Service Discovery#
Overview#
Service discovery registers instance metadata and tracks instance liveness across the cluster, enabling the Gateway and the Scheduler to discover backend instances.
Llumnix provides two discovery paths. In lite-mode scheduling, both the Gateway and the Scheduler share the same sidecar path. In full-mode scheduling, the Scheduler switches to the Llumlet subprocess path because full-mode scheduling demands richer instance metadata and status that only the Llumlet subprocess path provides. The Gateway retains its own sidecar-based discovery in full-mode scheduling so that it can independently discover backend instances and fall back to round-robin routing when the Scheduler is unavailable.
Component |
Lite-mode scheduling |
Full-mode scheduling |
|---|---|---|
Gateway |
Redis / etcd discovery |
Redis / etcd discovery |
Scheduler |
Redis / etcd discovery |
CMS discovery (backed by redis) |
Discovery Paths by Scheduling Mode#
Lite-mode scheduling: Both the Gateway and the Scheduler discover instances through the discovery sidecar path.
%%{init: {'flowchart': {'curve': 'basis', 'nodeSpacing': 30}}}%%
graph BT
subgraph Inference_Pod["Inference Pod"]
Sidecar[Discovery Sidecar]
Engine[Inference Engine]
end
Store[(Redis / etcd)]
Sidecar -.->|periodic health check| Engine
Sidecar -->|put info| Store
Store --> Gateway[Gateway]
Store --> Scheduler[Scheduler]
Full-mode scheduling: The Gateway still uses the discovery sidecar path. The Scheduler switches to the Llumlet subprocess path, consuming richer instance metadata and status from the Cluster Metadata Store (CMS).
%%{init: {'flowchart': {'curve': 'basis', 'nodeSpacing': 30}}}%%
graph BT
subgraph Inference_Pod["Inference Pod"]
Sidecar[Discovery Sidecar]
Engine[Inference Engine]
Llumlet[Llumlet]
end
Store[(Redis / etcd)]
CMS[("CMS (Redis)")]
Sidecar -.->|periodic health check| Engine
Llumlet -.->|periodic pull metadata| Engine
Sidecar -->|put info| Store
Store --> Gateway[Gateway]
Llumlet -->|put metadata| CMS
CMS --> Scheduler[Scheduler]
Discovery sidecar path: A sidecar container in each inference pod health-checks the local inference engines, registers healthy instances to Redis or etcd, and maintains liveness through periodic heartbeats. The Gateway and the Scheduler (in lite-mode scheduling) consume this data through resolver components.
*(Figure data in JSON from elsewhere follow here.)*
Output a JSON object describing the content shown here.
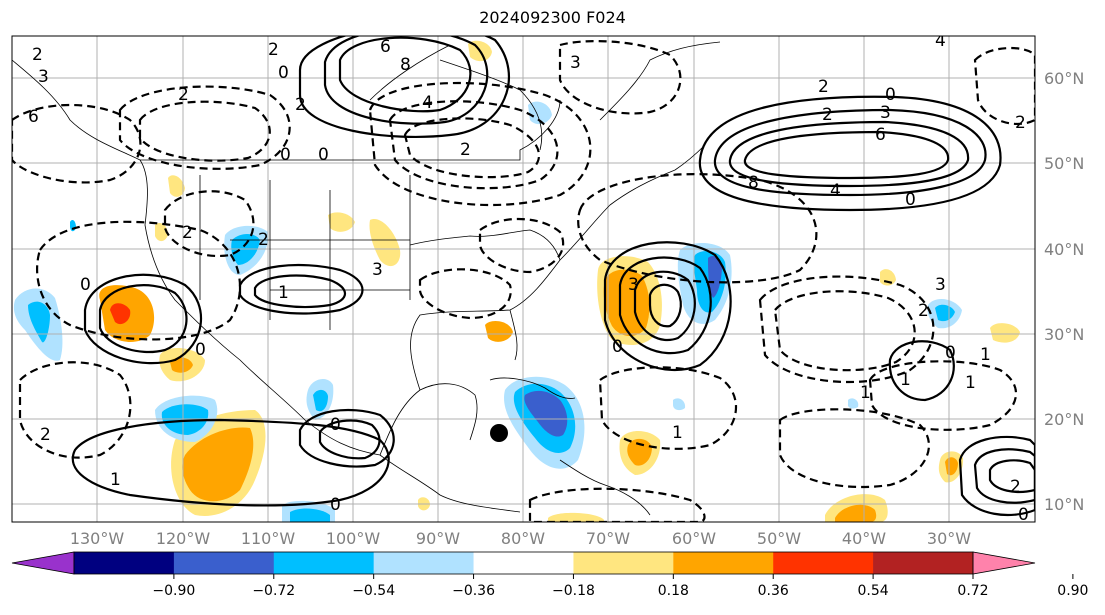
{
  "title": "2024092300 F024",
  "lat_labels": [
    "60°N",
    "50°N",
    "40°N",
    "30°N",
    "20°N",
    "10°N"
  ],
  "lon_labels": [
    "130°W",
    "120°W",
    "110°W",
    "100°W",
    "90°W",
    "80°W",
    "70°W",
    "60°W",
    "50°W",
    "40°W",
    "30°W"
  ],
  "colorbar": {
    "colors": [
      "#9932cc",
      "#000080",
      "#3a5fcd",
      "#00bfff",
      "#b0e2ff",
      "#ffffff",
      "#ffe680",
      "#ffa500",
      "#ff3300",
      "#b22222",
      "#ff82ab"
    ],
    "tick_labels": [
      "−0.90",
      "−0.72",
      "−0.54",
      "−0.36",
      "−0.18",
      "0.18",
      "0.36",
      "0.54",
      "0.72",
      "0.90"
    ]
  },
  "contour_labels": [
    "2",
    "3",
    "6",
    "2",
    "0",
    "2",
    "6",
    "8",
    "4",
    "2",
    "0",
    "2",
    "0",
    "3",
    "2",
    "0",
    "2",
    "8",
    "4",
    "6",
    "3",
    "4",
    "0",
    "2",
    "2",
    "0",
    "3",
    "2",
    "1",
    "0",
    "3",
    "0",
    "1",
    "0",
    "1",
    "0",
    "3",
    "2",
    "1",
    "1",
    "2",
    "0",
    "0",
    "1",
    "1",
    "2"
  ],
  "marker": "hurricane-position-dot"
}
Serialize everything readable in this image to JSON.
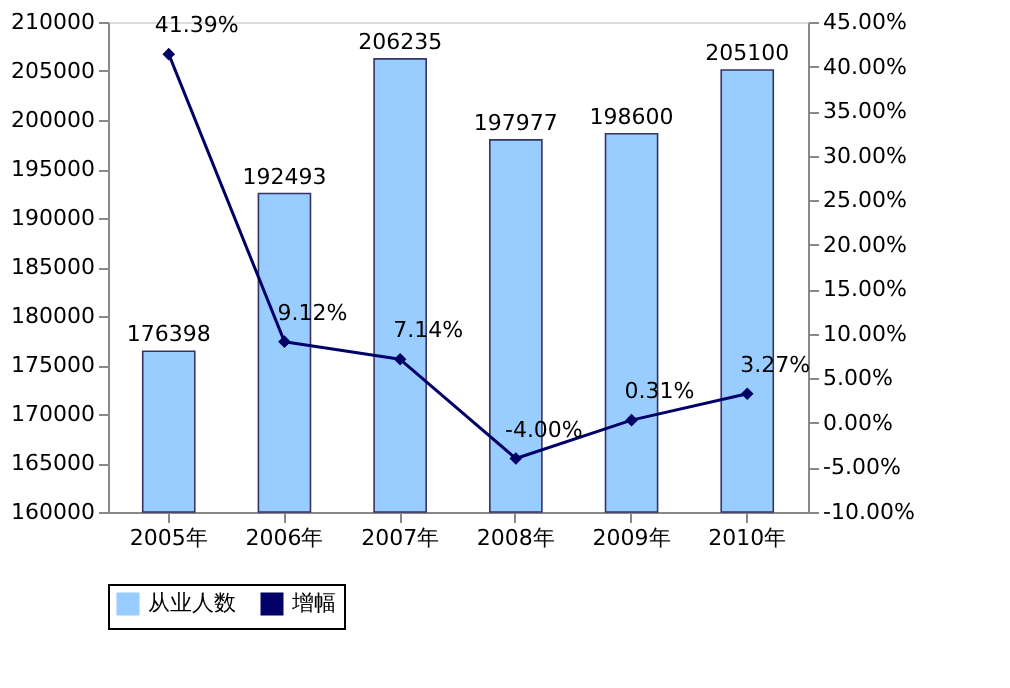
{
  "chart_data": {
    "type": "bar",
    "categories": [
      "2005年",
      "2006年",
      "2007年",
      "2008年",
      "2009年",
      "2010年"
    ],
    "series": [
      {
        "name": "从业人数",
        "color": "#99ccff",
        "values": [
          176398,
          192493,
          206235,
          197977,
          198600,
          205100
        ],
        "value_labels": [
          "176398",
          "192493",
          "206235",
          "197977",
          "198600",
          "205100"
        ]
      },
      {
        "name": "增幅",
        "type": "line",
        "axis": "y2",
        "color": "#000066",
        "marker": "diamond",
        "line_style": "solid",
        "values": [
          41.39,
          9.12,
          7.14,
          -4.0,
          0.31,
          3.27
        ],
        "value_labels": [
          "41.39%",
          "9.12%",
          "7.14%",
          "-4.00%",
          "0.31%",
          "3.27%"
        ]
      }
    ],
    "ylim": [
      160000,
      210000
    ],
    "yticks": [
      160000,
      165000,
      170000,
      175000,
      180000,
      185000,
      190000,
      195000,
      200000,
      205000,
      210000
    ],
    "y2lim": [
      -10,
      45
    ],
    "y2ticks": [
      {
        "value": -10,
        "label": "-10.00%"
      },
      {
        "value": -5,
        "label": "-5.00%"
      },
      {
        "value": 0,
        "label": "0.00%"
      },
      {
        "value": 5,
        "label": "5.00%"
      },
      {
        "value": 10,
        "label": "10.00%"
      },
      {
        "value": 15,
        "label": "15.00%"
      },
      {
        "value": 20,
        "label": "20.00%"
      },
      {
        "value": 25,
        "label": "25.00%"
      },
      {
        "value": 30,
        "label": "30.00%"
      },
      {
        "value": 35,
        "label": "35.00%"
      },
      {
        "value": 40,
        "label": "40.00%"
      },
      {
        "value": 45,
        "label": "45.00%"
      }
    ],
    "grid": false,
    "legend": "bottom"
  }
}
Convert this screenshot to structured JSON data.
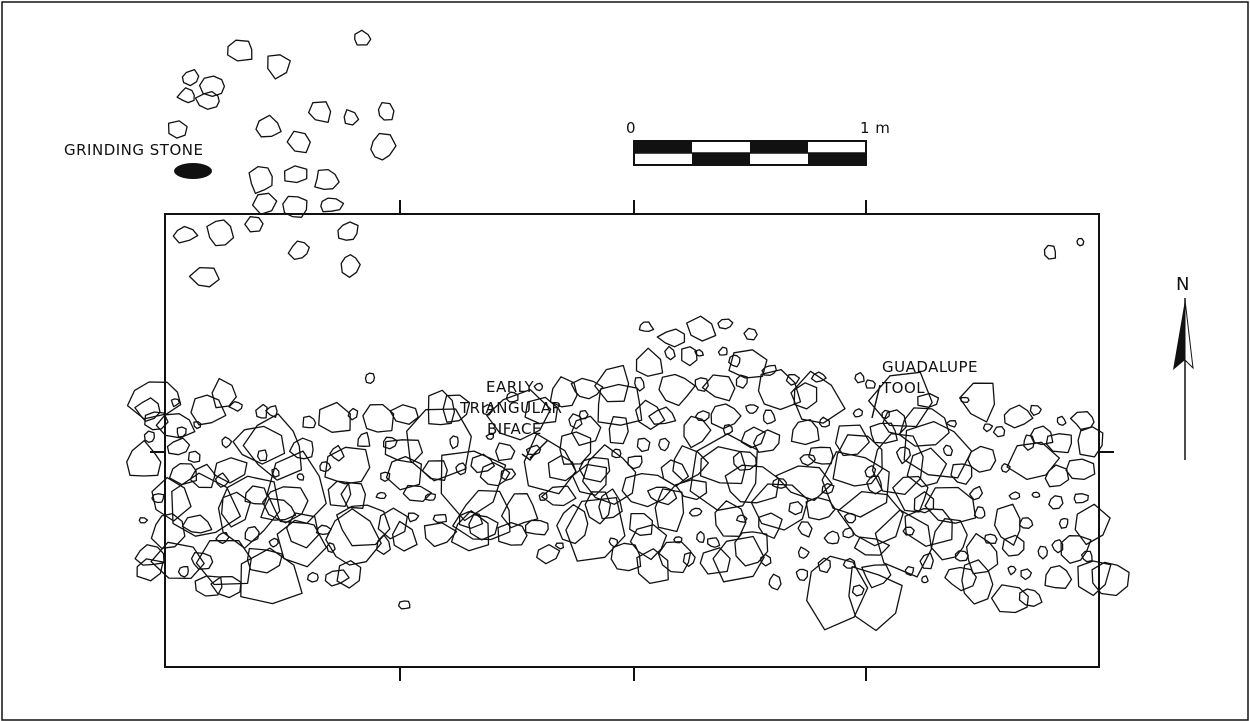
{
  "labels": {
    "grinding_stone": "GRINDING STONE",
    "early_triangular_1": "EARLY",
    "early_triangular_2": "TRIANGULAR",
    "early_triangular_3": "BIFACE",
    "guadalupe_1": "GUADALUPE",
    "guadalupe_2": "TOOL",
    "north": "N",
    "scale_zero": "0",
    "scale_one": "1 m"
  },
  "colors": {
    "ink": "#111111",
    "paper": "#ffffff"
  },
  "scale_bar": {
    "divisions": 8,
    "start_value": 0,
    "end_value": 1,
    "unit": "m"
  },
  "icons": {
    "north_arrow": "north-arrow-icon",
    "grinding_stone_marker": "filled-stone-marker"
  }
}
Llumlet subprocess path: The Llumlet subprocess registers instance metadata and periodically pushes instance metadata and status to CMS (backed by Redis). The Scheduler (in full-mode scheduling) polls both metadata and status to build a rich instance view for advanced scheduling (see full-mode scheduling)policies.
Discovery Sidecar Path#
The discovery sidecar runs as a separate container in each inference pod. Each heartbeat cycle, it health-checks every local engine endpoint via HTTP, registers all healthy instances to the configured backend (Redis or etcd), and removes unhealthy ones. If the sidecar process dies, the backend expires the stale entry and downstream consumers remove the instance from their view.
Supported Backends#
Redis: Low operational overhead — compatible with managed cloud Redis services, requiring no additional infrastructure for teams that already use Redis. The sidecar writes instance data with an embedded timestamp. Consumer-side resolvers poll Redis at a fixed interval and expire entries whose timestamp exceeds a configurable TTL.
etcd: Built-in Raft consensus provides strong consistency and tolerates minority node failures, but requires deploying and maintaining a dedicated etcd cluster. The sidecar writes instance data under an etcd lease and runs a background keepalive loop. Consumer-side resolvers subscribe to etcd’s Watch API for real-time change notifications, with periodic full refreshes as a reconciliation fallback.
Llumlet Subprocess Path#
The Llumlet subprocess runs alongside each inference engine instance, bridging the engine and the global scheduling layer. It registers two categories of data to CMS (backed by Redis):
Metadata: On startup, Llumlet registers instance metadata (instance ID, IP, ports, model type, data-parallel configuration). Metadata is periodically re-sent to refresh its TTL — if Llumlet dies, the key expires and the Scheduler removes the instance from its cluster view.
Status: Llumlet periodically pulls engine-internal status (request counts, GPU token usage, migration state) and pushes it to CMS. The Scheduler runs independent refresh loops for metadata and status, combining them into instance views for full-mode scheduling decisions.
CMS is only used in full-mode scheduling. In lite-mode scheduling, the Scheduler maintains a Local Real-time State (LRS) instead — see Policy Framework for the comparison between full-mode scheduling and lite-mode scheduling.